The homepage of my American history site (24 books, 11,000 pages of print, 600 images in 500+ webpages) is here.

On the way to Georgia

29 March 2009

Continuing on the theme of the western frontier, a transcription of Projects for Colonization in the South, 1684‑1732, by Verner W. Crane (MVHR 12:23‑35); it deals with the colonies that immediately preceded and, to an extent, led up to, the foundation of Georgia.

The homepage of my American history site (24 books, 11,000 pages of print, 600 images in 500+ webpages) is here.

Whitaker’s Spanish-American Frontier

17 March 2009

As promised, the latest book onsite is now complete, with its maps: Arthur Preston Whitaker’s Spanish-American Frontier, 1783‑1795. Backwoodsmen, diplomatic intrigue — yes, James Wilkinson, of course (but also Pinckney and Godoy and Carondelet) — and thru it all, the mighty Mississippi. Enjoy.

The homepage of my American history site (24 books, 11,000 pages of print, 600 images in 500+ webpages) is here.
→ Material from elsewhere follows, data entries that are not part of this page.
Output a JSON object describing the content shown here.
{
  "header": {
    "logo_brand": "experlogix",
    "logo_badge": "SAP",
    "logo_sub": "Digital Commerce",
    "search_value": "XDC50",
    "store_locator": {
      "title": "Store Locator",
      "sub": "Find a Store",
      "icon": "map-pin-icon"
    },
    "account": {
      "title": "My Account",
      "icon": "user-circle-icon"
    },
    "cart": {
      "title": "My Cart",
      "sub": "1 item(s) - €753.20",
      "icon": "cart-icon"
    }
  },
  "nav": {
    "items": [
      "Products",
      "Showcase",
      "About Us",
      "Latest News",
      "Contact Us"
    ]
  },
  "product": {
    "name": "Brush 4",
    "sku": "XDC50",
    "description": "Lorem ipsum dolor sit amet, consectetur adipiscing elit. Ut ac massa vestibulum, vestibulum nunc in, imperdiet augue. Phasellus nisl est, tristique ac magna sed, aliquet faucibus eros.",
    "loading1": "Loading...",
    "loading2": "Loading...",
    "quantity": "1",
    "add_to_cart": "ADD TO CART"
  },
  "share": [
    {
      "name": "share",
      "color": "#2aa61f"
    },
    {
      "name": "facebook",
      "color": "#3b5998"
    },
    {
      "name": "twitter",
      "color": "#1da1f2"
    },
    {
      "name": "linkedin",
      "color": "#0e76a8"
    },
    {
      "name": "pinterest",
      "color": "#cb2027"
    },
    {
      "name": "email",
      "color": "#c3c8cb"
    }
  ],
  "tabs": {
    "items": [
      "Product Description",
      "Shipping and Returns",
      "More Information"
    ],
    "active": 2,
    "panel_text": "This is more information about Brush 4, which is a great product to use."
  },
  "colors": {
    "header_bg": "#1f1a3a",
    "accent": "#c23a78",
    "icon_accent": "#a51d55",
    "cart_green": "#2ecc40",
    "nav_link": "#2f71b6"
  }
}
New stuff, January and February

10 March 2009

Well, I dunno what happened, but WordPress finally did index this blog, several weeks late…. So I’ll be posting items here from time to time, as originally planned.

In January and February, my new items were one of the key primary sources behind Ellis & Morris’s book on King Philip’s War: Easton’s Relation; and, spurred by an e-mail from a frequent site visitor expressing interest in the frontier theory of Frederick Jackson Turner, a brief article of his on Geographical Sectionalism in American History.

This last, in turn, has got me interested in the mechanics of the American frontier, and I’m currently transcribing a full-length book on that, which will probably be onsite within a week. The most interesting point made by the historians of the frontier is that the genius of America does not lie in our government, but in our people and our personal initiative: the genius of the government, such as it is, is in getting out of the way. In the last fifty or sixty years we’ve increasingly forgotten that, and expect everything from government; or maybe, to be run by government, or to be ruined by government!

The homepage of my American history site (24 books, 11,000 pages of print, 600 images in 500+ webpages) is here.

American history site

7 January 2009

Well, I finally threw in the towel. Although my American History site is one of the larger ones out there, certainly by a single individual, the otherwise pretty amazing Google has done an inexplicably poor job of picking up on it. Soooo … maybe this will give the site a bit better visibility: I’ll be announcing new items here as I churn them out. Of the twenty books onsite, the most recent, as of December 31st, is Ellis and Morris’s King Philip’s War.